Optimum pH for laccase exhibited variation which may be due to changes in the reaction caused by the substrate (syringaldazine), oxygen or the enzyme itself. The highest activity of the

produced GS-7340 datasheet laccase was at pH 5 with syringaldazine as a substrate in agreement with the previous work [41]. Relative high thermostability is an attractive and desirable characteristic of an enzyme.
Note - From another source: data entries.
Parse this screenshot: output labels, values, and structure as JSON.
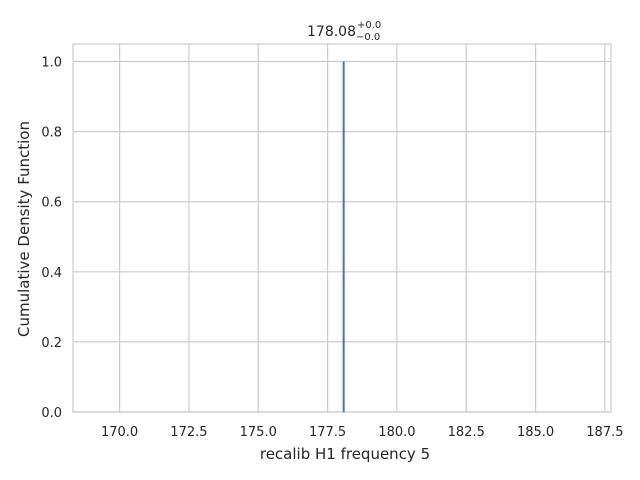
{
  "chart_data": {
    "type": "line",
    "title": {
      "value": "178.08",
      "upper": "+0.0",
      "lower": "−0.0"
    },
    "xlabel": "recalib H1 frequency 5",
    "ylabel": "Cumulative Density Function",
    "xlim": [
      168.32,
      187.72
    ],
    "ylim": [
      0.0,
      1.05
    ],
    "xticks": [
      "170.0",
      "172.5",
      "175.0",
      "177.5",
      "180.0",
      "182.5",
      "185.0",
      "187.5"
    ],
    "yticks": [
      "0.0",
      "0.2",
      "0.4",
      "0.6",
      "0.8",
      "1.0"
    ],
    "grid": true,
    "series": [
      {
        "name": "cdf",
        "x": [
          178.08,
          178.08
        ],
        "y": [
          0.0,
          1.0
        ],
        "color": "#4c72b0"
      }
    ]
  },
  "colors": {
    "grid": "#cccccc",
    "spine": "#cccccc",
    "text": "#262626",
    "line": "#4c72b0"
  }
}
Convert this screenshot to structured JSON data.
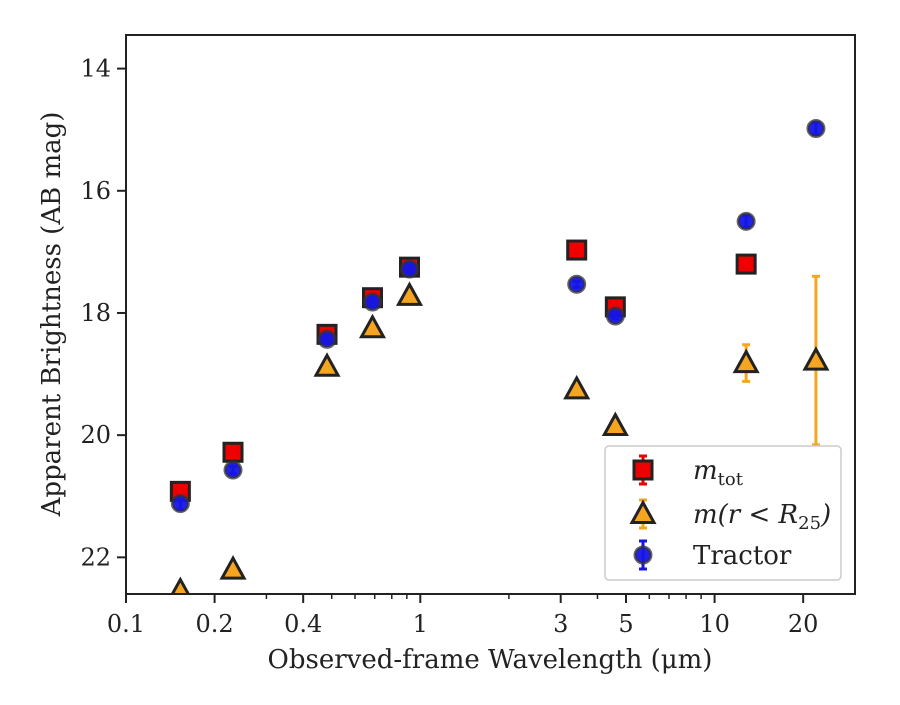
{
  "chart_data": {
    "type": "scatter",
    "xlabel": "Observed-frame Wavelength (μm)",
    "ylabel": "Apparent Brightness (AB mag)",
    "x_scale": "log",
    "xlim": [
      0.1,
      30
    ],
    "ylim": [
      22.6,
      13.45
    ],
    "y_inverted": true,
    "x_ticks": [
      0.1,
      0.2,
      0.4,
      1,
      3,
      5,
      10,
      20
    ],
    "x_tick_labels": [
      "0.1",
      "0.2",
      "0.4",
      "1",
      "3",
      "5",
      "10",
      "20"
    ],
    "y_ticks": [
      14,
      16,
      18,
      20,
      22
    ],
    "y_tick_labels": [
      "14",
      "16",
      "18",
      "20",
      "22"
    ],
    "grid": false,
    "legend_position": "lower-right",
    "series": [
      {
        "name": "m_tot",
        "legend_text": {
          "base": "m",
          "sub": "tot"
        },
        "marker": "square",
        "color": "#ee0000",
        "edge_color": "#222222",
        "points": [
          {
            "x": 0.153,
            "y": 20.92,
            "err": 0.1
          },
          {
            "x": 0.231,
            "y": 20.28,
            "err": 0.06
          },
          {
            "x": 0.482,
            "y": 18.35,
            "err": 0.06
          },
          {
            "x": 0.688,
            "y": 17.75,
            "err": 0.06
          },
          {
            "x": 0.919,
            "y": 17.25,
            "err": 0.06
          },
          {
            "x": 3.4,
            "y": 16.97,
            "err": 0.05
          },
          {
            "x": 4.6,
            "y": 17.9,
            "err": 0.05
          },
          {
            "x": 12.8,
            "y": 17.2,
            "err": 0.05
          }
        ]
      },
      {
        "name": "m(r < R25)",
        "legend_text": {
          "base": "m(r < R",
          "sub": "25",
          "tail": ")"
        },
        "marker": "triangle",
        "color": "#f5a520",
        "edge_color": "#222222",
        "points": [
          {
            "x": 0.153,
            "y": 22.55,
            "err": 0.0
          },
          {
            "x": 0.231,
            "y": 22.2,
            "err": 0.0
          },
          {
            "x": 0.482,
            "y": 18.88,
            "err": 0.0
          },
          {
            "x": 0.688,
            "y": 18.25,
            "err": 0.0
          },
          {
            "x": 0.919,
            "y": 17.72,
            "err": 0.0
          },
          {
            "x": 3.4,
            "y": 19.25,
            "err": 0.0
          },
          {
            "x": 4.6,
            "y": 19.85,
            "err": 0.0
          },
          {
            "x": 12.8,
            "y": 18.82,
            "err": 0.3
          },
          {
            "x": 22.1,
            "y": 18.78,
            "err": 1.38
          }
        ]
      },
      {
        "name": "Tractor",
        "legend_text": {
          "base": "Tractor"
        },
        "marker": "circle",
        "color": "#1515e6",
        "edge_color": "#333333",
        "points": [
          {
            "x": 0.153,
            "y": 21.12,
            "err": 0.1
          },
          {
            "x": 0.231,
            "y": 20.57,
            "err": 0.06
          },
          {
            "x": 0.482,
            "y": 18.43,
            "err": 0.06
          },
          {
            "x": 0.688,
            "y": 17.82,
            "err": 0.06
          },
          {
            "x": 0.919,
            "y": 17.28,
            "err": 0.06
          },
          {
            "x": 3.4,
            "y": 17.53,
            "err": 0.05
          },
          {
            "x": 4.6,
            "y": 18.05,
            "err": 0.05
          },
          {
            "x": 12.8,
            "y": 16.5,
            "err": 0.1
          },
          {
            "x": 22.1,
            "y": 14.98,
            "err": 0.1
          }
        ]
      }
    ]
  }
}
In general, the optimum temperature for laccase activities can differ from one strain to another, with a range for most fungal laccases being 50–70 °C [42], in our case, laccase had optimum temperature at 30–50 °C and rapidly lost activity at temperatures above 60 °C which might be due to breaking down the integrity of laccase protein structure and so losing much of its activity [43] and [44]. In general, laccase responds similarly to several inhibitors of enzyme activity. Many ions such as azide and halides can bind to the type 2 and type 3 copper atoms, resulting in the interruption of internal electron transfer with the subsequent inhibition of activity [45]. EDTA did not inhibit laccase activity as was observed with the laccase obtained from an unidentified basidiomycete [46]. Some of the most toxic dyes are amino-substituted azo dyes, which are often mutagenic and carcinogenic. Current methods for dye-decolorization are chemically derived and include adsorption,

chemical transformation, and incineration [47]. It has been suggested that enhanced microbial decolorization of dyes may provide a less Alpelisib cost expensive and more environmentally acceptable alternative to chemical treatment. An advantage of using fungal oxidative mechanisms to degrade azo dyes over other microorganisms is that it is possible to avoid the formation of hazardous breakdown Farnesyltransferase products such as anilines formed by the reductive cleavage of azo dyes [48]. The laccase oxidative transformation of dyes depends on their chemical structure.

The presence of ortho-hydroxy groups with respect to the azo link was found to enhance the decolorization rates of azo-dyes with laccase whereas nitro groups stabilized the dye molecules against laccase action [49]. Green synthesis of nanoparticles using microorganisms or enzymes provides advancement over chemical and physical method as it is cost effective, environment friendly, easily scaled up for large scale synthesis and in this method there is no need to use high pressure, energy, temperature and toxic chemicals [50]. Studies have shown that the secreted proteins/enzymes and reducing agents such as amino acids, peptides and organic acids in biological entities, are found to be responsible for nanoparticle production. Similarly, in this study, laccase from Pleurotus ostreatus served as a rich source for the proteins and free amino groups reducing gold into GNPs.